Carnival Corp. Chief Executive Micky Arison said Thursday that improving infrastructure at ports of call, conserving fuel and knocking down perceptions that cruises are more dangerous than other vacations are some of the challenges facing the cruise industry.
Arison, speaking to The Associated Press for Carnival Cruise Lines’ 35th anniversary, also expressed optimism about the long-term health of the Caribbean cruise market and said Carnival would not engage its main competitor, Royal Caribbean International, in a race to build bigger ships.
Carnival Corp. owns 12 brands as the world’s largest cruise operator, with more than 7 million passengers taking trips on Carnival Cruise Lines, Princess Cruises, Costa Cruises and other lines in the Caribbean, Europe and Asia. The company will soon have 11 brands after announcing Thursday a deal to sell Windstar Cruises to Ambassadors International Inc. for $100 million, with closing expected later this year.
Arison pointed out that cruising continues to be a growth industry. The Cruise Lines International Association predicts that 12.6 million passengers will take cruises this year, an increase of 500,000 guests from 2006.
Carnival has 20 ships on order through 2011 and, according to its annual report filed in November, expects market growth of about 5 percent in North America and 9.5 percent in Europe for the next three years. The company was working hard to make Europe more of a year-round destination, Arison said.
“We have the right ships coming to the right brands at the right time,” Arison said. “Even if I could cancel, I wouldn’t cancel an order.”
Arison noted that pricing is down in the Caribbean — where the industry has seen a general softness in demand — and that was negatively affecting net revenue yields. Yields are a key profitability gauge that measure net income earned from passengers per day from cruise tickets and onboard sales.
But he said that while Wall Street analysts may not like that yields and prices are down, the consumer is benefiting from lower prices. Arison said the key Caribbean market would be fine in the long run, but that the company’s marketing arm is working on sparking demand for Caribbean cruises in the short term.
“I’m sure we’re going to carry a record number of guests to the Caribbean this year ... because the industry is growing,” he said.
Another issue affecting the industry is what Arison considers overblown media coverage of stomach illnesses and crimes on cruise ships. Media outlets should not make such a big deal about outbreaks of norovirus on cruise ships because they happen less frequently there than they do in everyday life, he said.
According to Centers for Disease Control and Prevention, Carnival’s brands had 15 reported norovirus outbreaks in 2006. But CDC estimates that 23 million people, or 8 percent of the U.S. population, develop symptoms of norovirus each year, while less than 1 percent of cruise passengers are affected by norovirus.
“It is something that is a struggle for us,” Arison said. “There’s no question that there’s a perception out there by X number of people that there’s a higher risk of getting sick on a cruise ship than another form of vacation, which is terrible. It’s unfortunate and we just have to continue to do what we do and try to minimize the impact.”

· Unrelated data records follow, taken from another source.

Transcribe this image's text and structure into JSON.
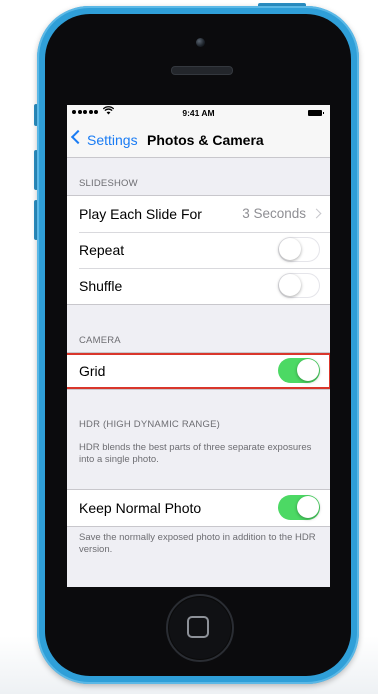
{
  "status_bar": {
    "time": "9:41 AM",
    "wifi_icon": "wifi-icon"
  },
  "nav": {
    "back_label": "Settings",
    "title": "Photos & Camera"
  },
  "slideshow": {
    "header": "SLIDESHOW",
    "items": [
      {
        "label": "Play Each Slide For",
        "value": "3 Seconds",
        "type": "disclosure"
      },
      {
        "label": "Repeat",
        "type": "toggle",
        "on": false
      },
      {
        "label": "Shuffle",
        "type": "toggle",
        "on": false
      }
    ]
  },
  "camera": {
    "header": "CAMERA",
    "items": [
      {
        "label": "Grid",
        "type": "toggle",
        "on": true,
        "highlighted": true
      }
    ]
  },
  "hdr": {
    "header": "HDR (HIGH DYNAMIC RANGE)",
    "description": "HDR blends the best parts of three separate exposures into a single photo.",
    "items": [
      {
        "label": "Keep Normal Photo",
        "type": "toggle",
        "on": true
      }
    ],
    "footer": "Save the normally exposed photo in addition to the HDR version."
  },
  "colors": {
    "accent": "#1a7cf4",
    "toggle_on": "#4cd964",
    "highlight": "#d9362b",
    "phone_case": "#2f9fd8"
  }
}
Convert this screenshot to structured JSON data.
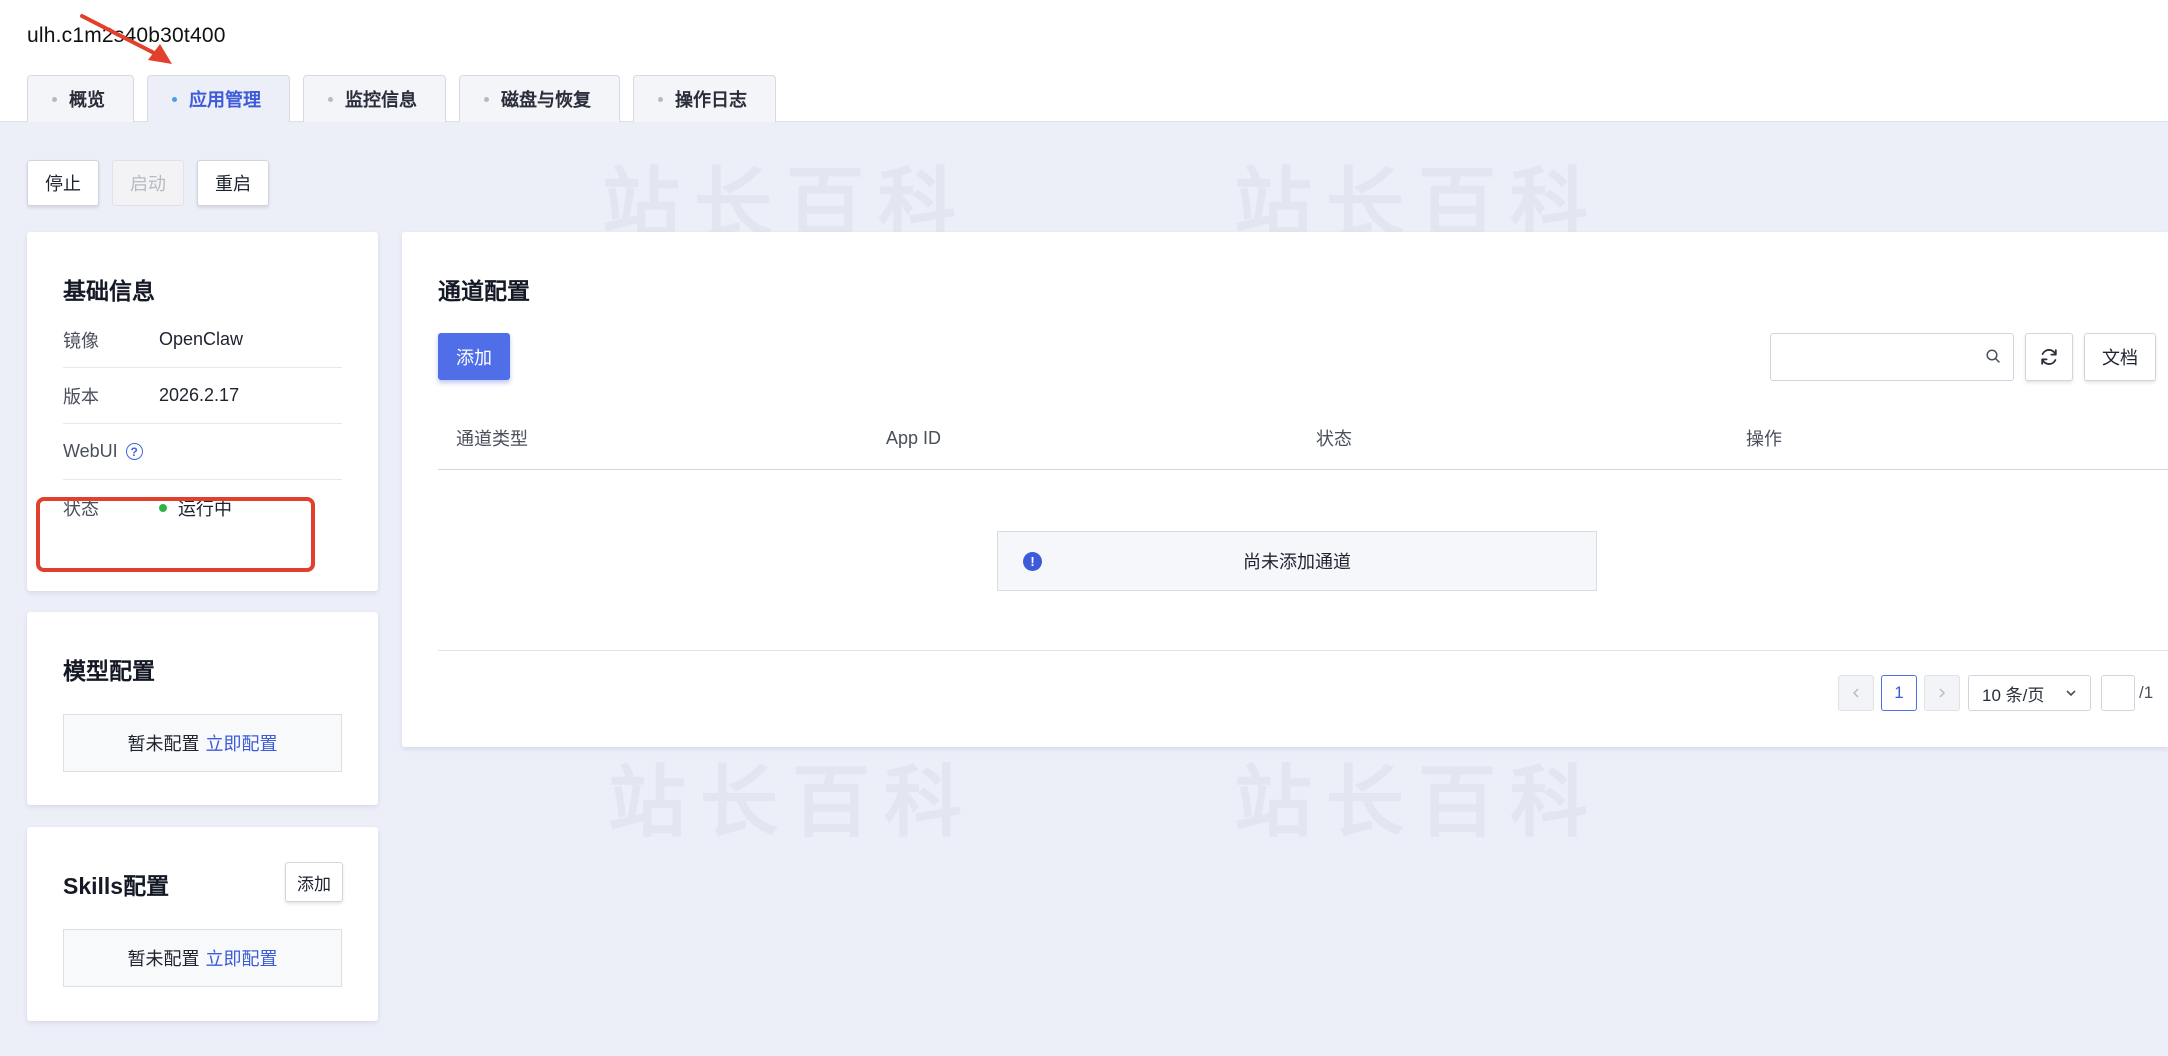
{
  "header": {
    "instance_id": "ulh.c1m2s40b30t400",
    "tabs": [
      {
        "label": "概览",
        "active": false
      },
      {
        "label": "应用管理",
        "active": true
      },
      {
        "label": "监控信息",
        "active": false
      },
      {
        "label": "磁盘与恢复",
        "active": false
      },
      {
        "label": "操作日志",
        "active": false
      }
    ]
  },
  "watermark_text": "站长百科",
  "actions": {
    "stop": "停止",
    "start": "启动",
    "restart": "重启"
  },
  "basic_info": {
    "title": "基础信息",
    "rows": [
      {
        "key": "镜像",
        "value": "OpenClaw"
      },
      {
        "key": "版本",
        "value": "2026.2.17"
      },
      {
        "key": "WebUI",
        "value": ""
      },
      {
        "key": "状态",
        "value": "运行中"
      }
    ],
    "status_color": "#2fb344"
  },
  "model_config": {
    "title": "模型配置",
    "empty_text": "暂未配置",
    "link": "立即配置"
  },
  "skills_config": {
    "title": "Skills配置",
    "add_label": "添加",
    "empty_text": "暂未配置",
    "link": "立即配置"
  },
  "channel_config": {
    "title": "通道配置",
    "add_label": "添加",
    "search_placeholder": "",
    "doc_label": "文档",
    "columns": [
      "通道类型",
      "App ID",
      "状态",
      "操作"
    ],
    "empty_notice": "尚未添加通道",
    "pagination": {
      "current_page": "1",
      "page_size": "10 条/页",
      "jump_value": "",
      "total_pages": "/1"
    }
  },
  "colors": {
    "accent": "#4f6ee8",
    "annotation": "#e2402c"
  }
}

Arison said Carnival and other companies had been reporting all crimes before last year’s congressional hearings on cruise safety that stemmed from the highly publicized disappearance of a man from a Royal Caribbean cruise. While he supports working with federal law enforcement on formalizing crime reporting standards, Arison is against the idea of posting those reports on the Internet because no other industry that caters to vacationers — resorts, airplanes, restaurants — is held to the same standard.

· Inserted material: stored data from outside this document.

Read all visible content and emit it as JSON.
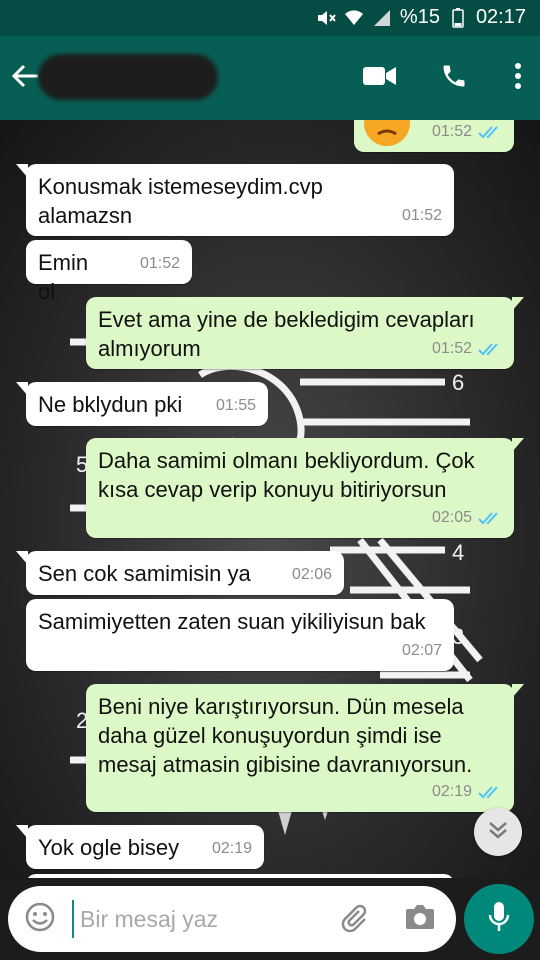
{
  "status_bar": {
    "battery_percent": "%15",
    "time": "02:17",
    "icons": [
      "mute-icon",
      "wifi-icon",
      "signal-icon",
      "battery-icon"
    ]
  },
  "header": {
    "contact_name": "",
    "icons": [
      "back-arrow-icon",
      "video-call-icon",
      "phone-icon",
      "more-vert-icon"
    ]
  },
  "colors": {
    "header": "#075e54",
    "status_bar": "#054d44",
    "outgoing_bubble": "#dcf8c6",
    "incoming_bubble": "#ffffff",
    "read_ticks": "#4fc3f7",
    "mic_button": "#00897b"
  },
  "messages": [
    {
      "dir": "out",
      "text": "",
      "time": "01:52",
      "read": true
    },
    {
      "dir": "in",
      "text": "Konusmak istemeseydim.cvp alamazsn",
      "time": "01:52"
    },
    {
      "dir": "in",
      "text": "Emin ol",
      "time": "01:52"
    },
    {
      "dir": "out",
      "text": "Evet ama yine de bekledigim cevapları almıyorum",
      "time": "01:52",
      "read": true
    },
    {
      "dir": "in",
      "text": "Ne bklydun pki",
      "time": "01:55"
    },
    {
      "dir": "out",
      "text": "Daha samimi olmanı bekliyordum. Çok kısa cevap verip konuyu bitiriyorsun",
      "time": "02:05",
      "read": true
    },
    {
      "dir": "in",
      "text": "Sen cok samimisin ya",
      "time": "02:06"
    },
    {
      "dir": "in",
      "text": "Samimiyetten zaten suan yikiliyisun bak",
      "time": "02:07"
    },
    {
      "dir": "out",
      "text": "Beni niye karıştırıyorsun. Dün mesela daha güzel konuşuyordun şimdi ise mesaj atmasin gibisine davranıyorsun.",
      "time": "02:19",
      "read": true
    },
    {
      "dir": "in",
      "text": "Yok ogle bisey",
      "time": "02:19"
    }
  ],
  "wallpaper_numbers": [
    "6",
    "5",
    "4",
    "3",
    "2"
  ],
  "composer": {
    "placeholder": "Bir mesaj yaz",
    "value": ""
  }
}
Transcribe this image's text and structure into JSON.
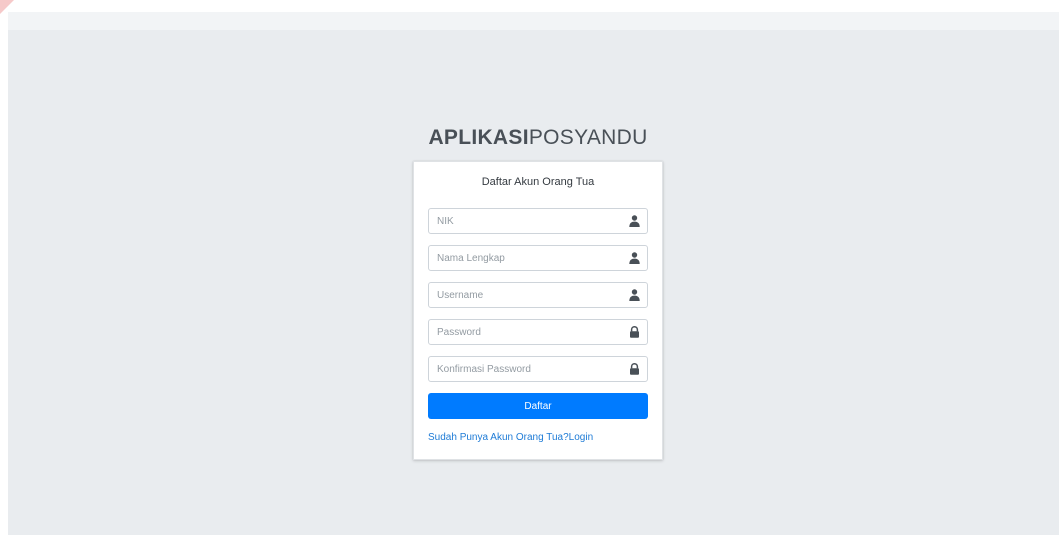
{
  "logo": {
    "bold": "APLIKASI",
    "light": "POSYANDU"
  },
  "card": {
    "message": "Daftar Akun Orang Tua"
  },
  "form": {
    "fields": [
      {
        "placeholder": "NIK",
        "icon": "user-icon"
      },
      {
        "placeholder": "Nama Lengkap",
        "icon": "user-icon"
      },
      {
        "placeholder": "Username",
        "icon": "user-icon"
      },
      {
        "placeholder": "Password",
        "icon": "lock-icon"
      },
      {
        "placeholder": "Konfirmasi Password",
        "icon": "lock-icon"
      }
    ],
    "submit_label": "Daftar"
  },
  "links": {
    "login": "Sudah Punya Akun Orang Tua?Login"
  },
  "colors": {
    "background": "#e9ecef",
    "primary": "#007bff",
    "link": "#1e7bd6",
    "icon": "#495057"
  }
}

“If everybody does the same thing, we’re happy,” Arison said.
Carnival also has put together a team to develop strategies for keeping fuel costs down. Among those are finding more efficient ways to operate lighting, water and air conditioning on cruise ships, and maximize itineraries to reduce fuel consumption.
“Captains in the past may not have been sensitive to the issue of fuel and just go from one port to another and not use their engines the most efficient ways,” Arison said.

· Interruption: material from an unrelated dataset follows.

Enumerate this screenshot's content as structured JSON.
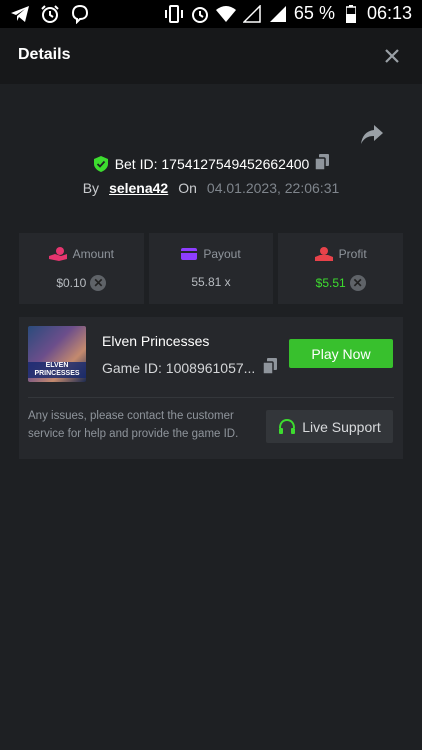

Another issue is improving infrastructure in and around ports of call to accommodate more passengers, and ease the strain on heavily traveled destinations. Carnival has developed a port in the Turks and Caicos Islands and is discussing a project in Honduras. Also, Holland America has developed an island in the southern Bahamas called Half Moon Cay, which is also used by Carnival Cruise Lines.
“As we’re adding ships of such big size, we’re putting a lot of strain on that and we have to work with destinations and invest in destination to develop that infrastructure,” Arison said.
Along with the infrastructure issue is the trend of building huge “superliners” led by Royal Caribbean, which currently has the largest cruise ship ever built, the 160,000-ton Freedom of the Seas. Royal Caribbean also has announced plans to build a 220,000-ton ship for $1.24 billion.
Carnival will present its new 110,000-ton ship Carnival Freedom on March 4 in Italy and has exercised its option for a 130,000-ton vessel. However, Arison seems content to let his main cruise competitor own the world’s largest cruise ship.
“The reality is that we’re looking to build the right products for our brands,” Arison said. “There comes a time where there’s so many inherent issues with size, flexibility, strain on infrastructure, we’re putting a lot of strain on ports of call.”